In a properties file, you keep the number of days it should work. On startup of your application, you check whether or not a certain file exists. If it doesn't -> create it, and put nothing in it but your current system date. On every next startup:

Date check = readDateFromFile();
if ( currentDate > check + numberOfDays ) System.exit(0);

Again, easily faked. All you need to do is delete the created file, turn back the system date, ...

Distributed

This is what I would at least consider. Distributing all your code means it can be copied as much as the user wants. Tricky business, since if they know your code, they can alter it.

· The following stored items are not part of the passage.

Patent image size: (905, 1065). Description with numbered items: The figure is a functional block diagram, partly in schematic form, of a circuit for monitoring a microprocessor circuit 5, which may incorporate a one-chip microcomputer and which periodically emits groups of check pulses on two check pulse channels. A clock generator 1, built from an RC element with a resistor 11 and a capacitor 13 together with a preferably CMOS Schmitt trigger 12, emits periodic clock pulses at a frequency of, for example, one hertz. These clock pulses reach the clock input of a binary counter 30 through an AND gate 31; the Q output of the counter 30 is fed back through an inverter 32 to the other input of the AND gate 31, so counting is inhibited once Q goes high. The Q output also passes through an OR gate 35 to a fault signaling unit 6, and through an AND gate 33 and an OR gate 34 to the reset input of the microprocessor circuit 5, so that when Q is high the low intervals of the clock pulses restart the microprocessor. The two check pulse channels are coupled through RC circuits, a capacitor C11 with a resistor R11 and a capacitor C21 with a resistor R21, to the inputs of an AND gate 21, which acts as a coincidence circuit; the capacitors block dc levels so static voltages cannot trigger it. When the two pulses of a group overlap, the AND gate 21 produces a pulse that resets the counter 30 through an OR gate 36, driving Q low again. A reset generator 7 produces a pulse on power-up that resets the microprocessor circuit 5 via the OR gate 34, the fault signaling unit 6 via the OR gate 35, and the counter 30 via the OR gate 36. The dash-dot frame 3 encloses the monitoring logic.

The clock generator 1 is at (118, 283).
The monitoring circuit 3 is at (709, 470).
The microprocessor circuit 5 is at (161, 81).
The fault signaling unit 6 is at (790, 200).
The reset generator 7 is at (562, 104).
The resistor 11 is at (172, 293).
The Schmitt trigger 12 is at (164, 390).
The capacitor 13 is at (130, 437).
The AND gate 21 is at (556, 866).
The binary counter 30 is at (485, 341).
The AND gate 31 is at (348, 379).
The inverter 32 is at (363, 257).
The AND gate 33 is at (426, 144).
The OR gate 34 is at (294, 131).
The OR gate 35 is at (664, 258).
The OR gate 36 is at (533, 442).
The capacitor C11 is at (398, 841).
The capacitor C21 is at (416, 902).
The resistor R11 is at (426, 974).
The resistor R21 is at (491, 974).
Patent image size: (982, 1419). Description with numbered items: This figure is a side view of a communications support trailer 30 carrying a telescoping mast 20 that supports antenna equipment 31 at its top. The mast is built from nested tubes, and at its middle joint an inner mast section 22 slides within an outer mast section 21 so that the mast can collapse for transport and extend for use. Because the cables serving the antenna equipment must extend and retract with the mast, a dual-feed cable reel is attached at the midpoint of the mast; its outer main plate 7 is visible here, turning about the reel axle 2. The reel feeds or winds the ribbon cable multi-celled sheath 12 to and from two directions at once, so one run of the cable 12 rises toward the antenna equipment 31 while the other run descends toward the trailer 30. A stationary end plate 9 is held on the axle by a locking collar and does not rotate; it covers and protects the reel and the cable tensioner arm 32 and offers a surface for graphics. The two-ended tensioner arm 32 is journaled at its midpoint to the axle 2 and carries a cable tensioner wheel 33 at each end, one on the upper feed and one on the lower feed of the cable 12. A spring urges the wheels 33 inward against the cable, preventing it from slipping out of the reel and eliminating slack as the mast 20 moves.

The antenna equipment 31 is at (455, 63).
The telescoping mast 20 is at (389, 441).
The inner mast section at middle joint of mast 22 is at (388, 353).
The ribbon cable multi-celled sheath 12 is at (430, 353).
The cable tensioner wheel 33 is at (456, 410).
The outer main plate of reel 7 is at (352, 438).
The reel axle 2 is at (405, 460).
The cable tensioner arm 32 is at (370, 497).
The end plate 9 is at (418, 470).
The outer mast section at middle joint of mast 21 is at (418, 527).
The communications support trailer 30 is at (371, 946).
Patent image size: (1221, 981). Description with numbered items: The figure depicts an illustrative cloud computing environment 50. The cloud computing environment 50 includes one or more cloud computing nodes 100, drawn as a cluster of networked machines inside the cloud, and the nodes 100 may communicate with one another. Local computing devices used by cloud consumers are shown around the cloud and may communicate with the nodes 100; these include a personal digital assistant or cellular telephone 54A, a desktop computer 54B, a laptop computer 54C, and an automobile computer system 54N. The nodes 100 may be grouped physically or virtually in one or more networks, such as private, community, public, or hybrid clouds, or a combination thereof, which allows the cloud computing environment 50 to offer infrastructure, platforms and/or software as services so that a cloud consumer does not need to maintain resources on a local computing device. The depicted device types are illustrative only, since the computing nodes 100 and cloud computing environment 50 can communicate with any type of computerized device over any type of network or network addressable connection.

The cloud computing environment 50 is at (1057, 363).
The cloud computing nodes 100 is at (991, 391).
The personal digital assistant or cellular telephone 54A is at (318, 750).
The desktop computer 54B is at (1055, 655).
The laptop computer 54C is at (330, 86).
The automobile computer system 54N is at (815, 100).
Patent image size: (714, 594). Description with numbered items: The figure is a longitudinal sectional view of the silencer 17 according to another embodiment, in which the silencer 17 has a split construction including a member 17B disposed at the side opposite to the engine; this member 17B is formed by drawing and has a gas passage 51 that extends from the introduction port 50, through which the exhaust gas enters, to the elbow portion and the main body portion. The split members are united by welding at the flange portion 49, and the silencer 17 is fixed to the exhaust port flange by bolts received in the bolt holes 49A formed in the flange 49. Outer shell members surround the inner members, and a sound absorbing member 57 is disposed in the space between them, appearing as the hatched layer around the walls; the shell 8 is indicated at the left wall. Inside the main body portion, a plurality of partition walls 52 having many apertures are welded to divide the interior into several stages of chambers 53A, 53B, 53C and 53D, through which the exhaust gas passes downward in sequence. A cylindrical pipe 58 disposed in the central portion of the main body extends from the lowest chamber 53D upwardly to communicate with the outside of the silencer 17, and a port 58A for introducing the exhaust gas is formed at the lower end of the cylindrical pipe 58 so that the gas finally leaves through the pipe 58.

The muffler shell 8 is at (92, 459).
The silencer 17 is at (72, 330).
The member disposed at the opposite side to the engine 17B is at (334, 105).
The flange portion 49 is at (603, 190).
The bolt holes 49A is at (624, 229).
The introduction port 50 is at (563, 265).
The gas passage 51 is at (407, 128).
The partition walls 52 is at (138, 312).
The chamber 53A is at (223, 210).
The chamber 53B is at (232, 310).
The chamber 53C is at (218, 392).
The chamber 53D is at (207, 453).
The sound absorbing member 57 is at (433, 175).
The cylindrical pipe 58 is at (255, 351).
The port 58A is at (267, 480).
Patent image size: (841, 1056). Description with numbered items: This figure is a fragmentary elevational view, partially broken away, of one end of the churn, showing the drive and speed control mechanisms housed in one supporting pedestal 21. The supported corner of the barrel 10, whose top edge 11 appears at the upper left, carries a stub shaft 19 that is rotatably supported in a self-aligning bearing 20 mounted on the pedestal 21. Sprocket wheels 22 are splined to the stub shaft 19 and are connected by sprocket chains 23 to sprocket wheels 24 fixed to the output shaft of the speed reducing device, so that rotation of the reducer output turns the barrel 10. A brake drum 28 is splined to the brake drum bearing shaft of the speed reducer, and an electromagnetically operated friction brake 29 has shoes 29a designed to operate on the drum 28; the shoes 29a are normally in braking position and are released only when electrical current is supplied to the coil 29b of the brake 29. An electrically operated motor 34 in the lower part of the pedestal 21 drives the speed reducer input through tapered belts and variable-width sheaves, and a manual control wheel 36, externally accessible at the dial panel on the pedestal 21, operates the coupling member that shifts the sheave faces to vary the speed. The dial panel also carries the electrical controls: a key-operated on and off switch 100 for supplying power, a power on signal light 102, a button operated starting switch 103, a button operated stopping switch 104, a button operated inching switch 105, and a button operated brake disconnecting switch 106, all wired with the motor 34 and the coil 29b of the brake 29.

Create a client that contacts the service that handles your business logic. Make sure each client has a 'key', whether it's hardcoded or in a properties file, this is irrelevant. In your db, keep a list of all the keys, both trial and real ones. For the trial keys, at the moment of first use, you add a value in the DB -> current system date + numberOfDaysAllowed. On every other use, check that value against the system date (not the system date of the client, but of your server). Date reached? delete the trial key from the db, or set a flag 'Expired' to true. Then, check if it the serial is in the DB, if it is, whether the flag is expired. If the serial is not in the DB, or the flag is expired, terminate program. The client might try to tamper with the key, but if he does, the key won't be recognized in your system (map it to a user, if you want to be more sure), and 'll fail anyway.

Buy a tool

Let's face it, people who create software to do this, also need to earn their income

Search a free tool

In the thread I linked to, there's a link to this page: trial maker, which seems to be free.

Build a tool

If you don't want to buy a tool, and you aren't satisfied with any existing free tool, feel free to build your own.